D’autres deviennent des territoires de mémoire.
Dans ce nouvel épisode de Citiscape, CitizOn raconte l’histoire exceptionnelle de Hajja Hamdaouia, immense figure de la aïta et du chaâbi marocain, née dans les ruelles populaires de Derb Sultan à Casablanca et devenue l’une des artistes les plus emblématiques du Maroc contemporain.
Mais derrière les refrains repris dans les mariages, les taxis ou les fêtes populaires, se cache une trajectoire bien plus politique, complexe et audacieuse qu’on ne l’imagine.
Car avant d’être célébrée comme une légende nationale, Hajja Hamdaouia fut une artiste marginalisée, surveillée et parfois censurée. Dans le Maroc du Protectorat, chanter n’est jamais neutre. La aïta porte en elle des récits de désir, de colère, d’humiliation et de résistance. Et certaines chansons de Lhamdaouia dérangent le pouvoir colonial autant qu’elles fascinent le public populaire.

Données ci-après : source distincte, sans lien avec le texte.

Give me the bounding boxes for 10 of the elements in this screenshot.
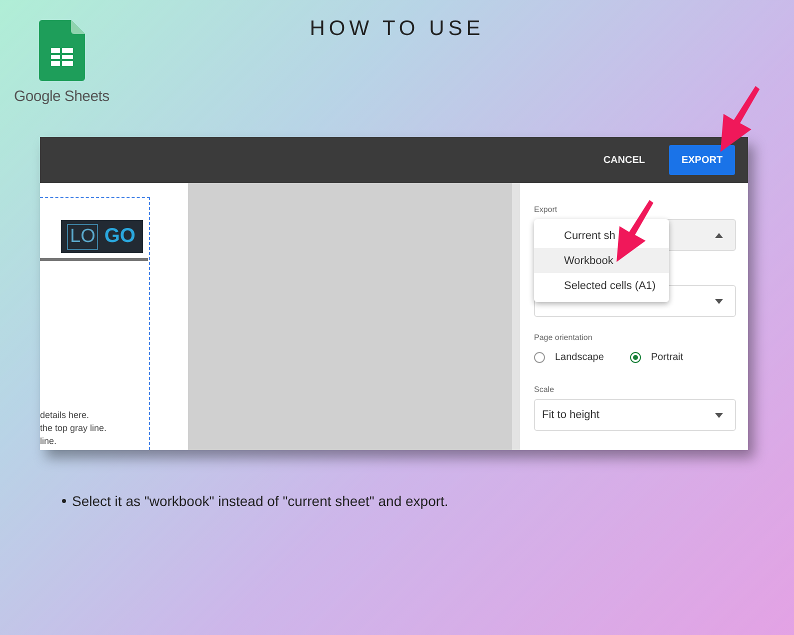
logo-image: LO GO: [61, 220, 143, 253]
instruction-text: Select it as "workbook" instead of "current sheet" and export.: [72, 493, 448, 509]
preview-text: line.: [40, 436, 58, 446]
logo-label: Google Sheets: [14, 88, 110, 105]
page-title: HOW TO USE: [308, 17, 486, 41]
field-label: Export: [534, 205, 558, 214]
preview-text: details here.: [40, 410, 90, 420]
preview-text: the top gray line.: [40, 423, 108, 433]
field-label: Page orientation: [534, 333, 594, 342]
field-label: Scale: [534, 385, 556, 394]
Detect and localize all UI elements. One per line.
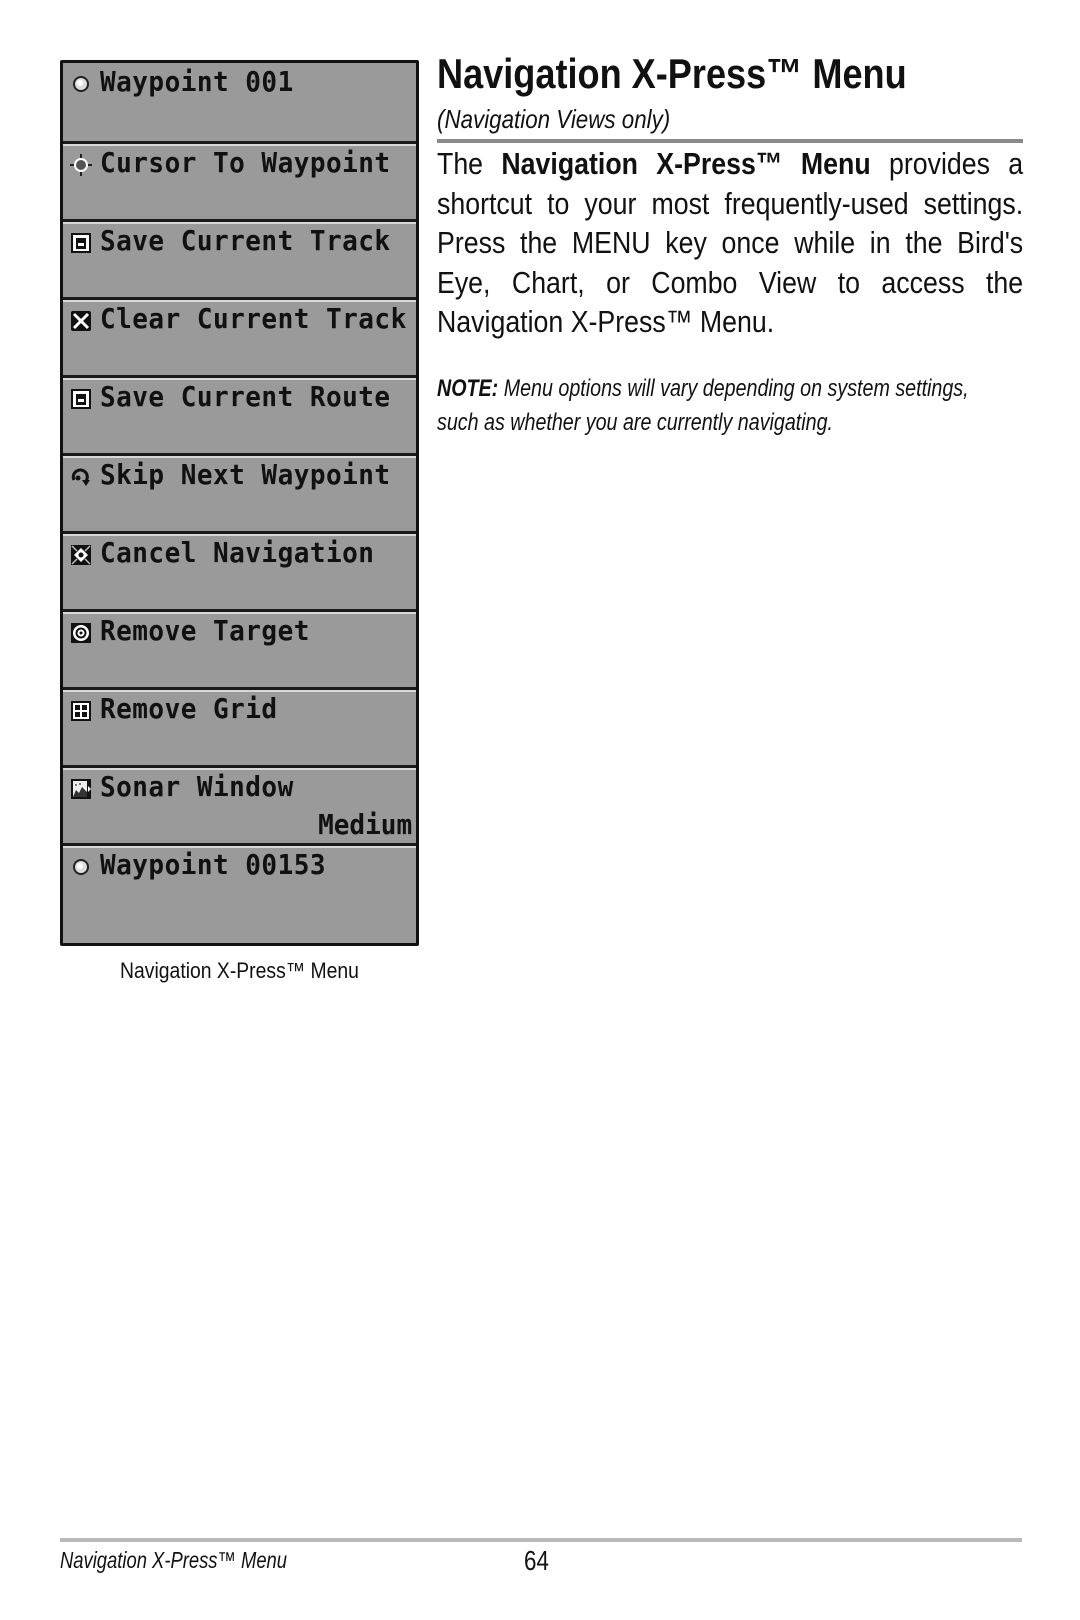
sonar-window-value: Medium <box>317 808 412 841</box>
navigation-xpress-menu: Waypoint 001 Cursor To Waypoint Save Cur… <box>60 60 419 946</box>
note-label: NOTE: <box>437 375 499 402</box>
menu-item-remove-target[interactable]: Remove Target <box>63 609 416 687</box>
sonar-window-icon <box>71 779 91 799</box>
menu-item-cancel-navigation[interactable]: Cancel Navigation <box>63 531 416 609</box>
body-intro: The <box>437 146 502 181</box>
menu-item-sonar-window[interactable]: Sonar Window Medium <box>63 765 416 843</box>
menu-item-label: Save Current Track <box>100 224 391 257</box>
menu-item-label: Waypoint 00153 <box>100 848 327 881</box>
waypoint-icon <box>73 76 89 92</box>
menu-item-waypoint-001[interactable]: Waypoint 001 <box>63 63 416 141</box>
save-icon <box>71 233 91 253</box>
menu-item-label: Cancel Navigation <box>100 536 375 569</box>
waypoint-icon <box>73 859 89 875</box>
clear-icon <box>71 311 91 331</box>
body-paragraph: The Navigation X-Press™ Menu provides a … <box>437 144 1023 342</box>
menu-item-save-current-route[interactable]: Save Current Route <box>63 375 416 453</box>
menu-item-label: Cursor To Waypoint <box>100 146 391 179</box>
target-icon <box>71 623 91 643</box>
menu-item-waypoint-00153[interactable]: Waypoint 00153 <box>63 843 416 921</box>
crosshair-icon <box>70 154 92 176</box>
menu-item-save-current-track[interactable]: Save Current Track <box>63 219 416 297</box>
figure-caption: Navigation X-Press™ Menu <box>120 958 359 983</box>
cancel-navigation-icon <box>71 545 91 565</box>
menu-item-label: Skip Next Waypoint <box>100 458 391 491</box>
footer-divider <box>60 1538 1022 1542</box>
menu-item-cursor-to-waypoint[interactable]: Cursor To Waypoint <box>63 141 416 219</box>
menu-item-label: Sonar Window <box>100 770 294 803</box>
menu-item-label: Remove Target <box>100 614 310 647</box>
save-icon <box>71 389 91 409</box>
skip-icon <box>71 468 90 486</box>
menu-item-label: Waypoint 001 <box>100 65 294 98</box>
section-subtitle: (Navigation Views only) <box>437 104 671 134</box>
section-title: Navigation X-Press™ Menu <box>437 50 907 97</box>
note-paragraph: NOTE: Menu options will vary depending o… <box>437 372 978 440</box>
page-number: 64 <box>524 1545 549 1576</box>
menu-item-label: Clear Current Track <box>100 302 407 335</box>
body-bold-term: Navigation X-Press™ Menu <box>501 146 871 181</box>
note-text: Menu options will vary depending on syst… <box>437 375 969 436</box>
menu-item-label: Save Current Route <box>100 380 391 413</box>
menu-item-clear-current-track[interactable]: Clear Current Track <box>63 297 416 375</box>
section-divider <box>437 139 1023 143</box>
footer-section-name: Navigation X-Press™ Menu <box>60 1547 288 1573</box>
menu-item-remove-grid[interactable]: Remove Grid <box>63 687 416 765</box>
menu-item-skip-next-waypoint[interactable]: Skip Next Waypoint <box>63 453 416 531</box>
grid-icon <box>71 701 91 721</box>
menu-item-label: Remove Grid <box>100 692 278 725</box>
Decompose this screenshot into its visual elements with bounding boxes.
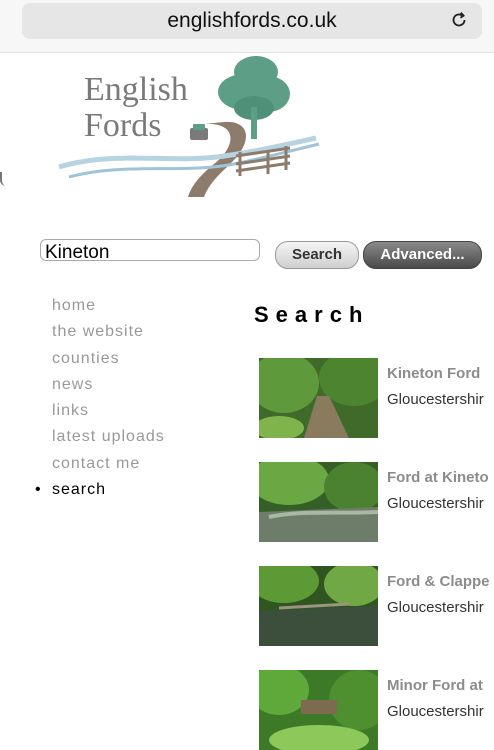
edge-mark (0, 172, 6, 186)
nav-item-latest-uploads[interactable]: latest uploads (52, 427, 165, 453)
browser-toolbar: englishfords.co.uk (0, 0, 494, 53)
search-result[interactable]: Ford & Clappe Gloucestershir (259, 566, 494, 646)
car-icon (190, 124, 208, 140)
nav-item-contact-me[interactable]: contact me (52, 454, 165, 480)
result-title[interactable]: Ford at Kineto (387, 469, 489, 486)
result-county: Gloucestershir (387, 391, 484, 408)
side-nav: home the website counties news links lat… (35, 296, 165, 506)
search-input[interactable]: Kineton (40, 239, 260, 261)
reload-icon[interactable] (448, 9, 470, 31)
logo-line2: Fords (84, 107, 161, 144)
result-county: Gloucestershir (387, 495, 484, 512)
nav-item-the-website[interactable]: the website (52, 322, 165, 348)
site-logo[interactable]: English Fords (54, 52, 324, 202)
result-county: Gloucestershir (387, 703, 484, 720)
result-county: Gloucestershir (387, 599, 484, 616)
nav-item-home[interactable]: home (52, 296, 165, 322)
result-title[interactable]: Minor Ford at (387, 677, 483, 694)
logo-line1: English (84, 71, 188, 108)
result-title[interactable]: Ford & Clappe (387, 573, 490, 590)
page-title: Search (254, 302, 370, 327)
search-button[interactable]: Search (275, 241, 359, 269)
search-result[interactable]: Ford at Kineto Gloucestershir (259, 462, 494, 542)
result-thumbnail[interactable] (259, 358, 378, 438)
nav-item-counties[interactable]: counties (52, 349, 165, 375)
result-title[interactable]: Kineton Ford (387, 365, 480, 382)
address-bar[interactable]: englishfords.co.uk (22, 3, 482, 39)
search-result[interactable]: Minor Ford at Gloucestershir (259, 670, 494, 750)
nav-item-news[interactable]: news (52, 375, 165, 401)
nav-item-search[interactable]: search (35, 480, 165, 506)
search-result[interactable]: Kineton Ford Gloucestershir (259, 358, 494, 438)
advanced-search-button[interactable]: Advanced... (363, 241, 482, 269)
result-thumbnail[interactable] (259, 462, 378, 542)
result-thumbnail[interactable] (259, 670, 378, 750)
url-text[interactable]: englishfords.co.uk (22, 9, 482, 33)
nav-item-links[interactable]: links (52, 401, 165, 427)
result-thumbnail[interactable] (259, 566, 378, 646)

De Casablanca à Paris, des cabarets enfumés aux grandes scènes internationales, cet épisode retrace l’ascension fulgurante d’une femme qui aura transformé un genre musical longtemps méprisé en patrimoine national vivant. Une artiste qui modernise la aïta sans jamais la trahir. Qui impose une présence féminine forte dans un univers dominé par les hommes. Et qui réussit, malgré les années d’oubli et la précarité, un retour spectaculaire dans les années 2000 devant une nouvelle génération fascinée par sa liberté et son énergie.
À travers un récit sonore immersif, Citiscape explore aussi l’histoire culturelle du Casablanca populaire : Derb Sultan, les cabarets mythiques comme le Coq d’Or ou le Sijilmassa, l’âge d’or de la radio marocaine, les transformations sociales du Maroc indépendant et l’évolution du regard porté sur les cheikhates et les musiques populaires.
Cet épisode est autant le portrait d’une artiste que celui d’un pays entier.
Un Maroc qui danse, résiste, juge, oublie… puis réhabilite ses propres voix. Et au centre de tout cela : une femme debout, un bendir à la main, face à son public.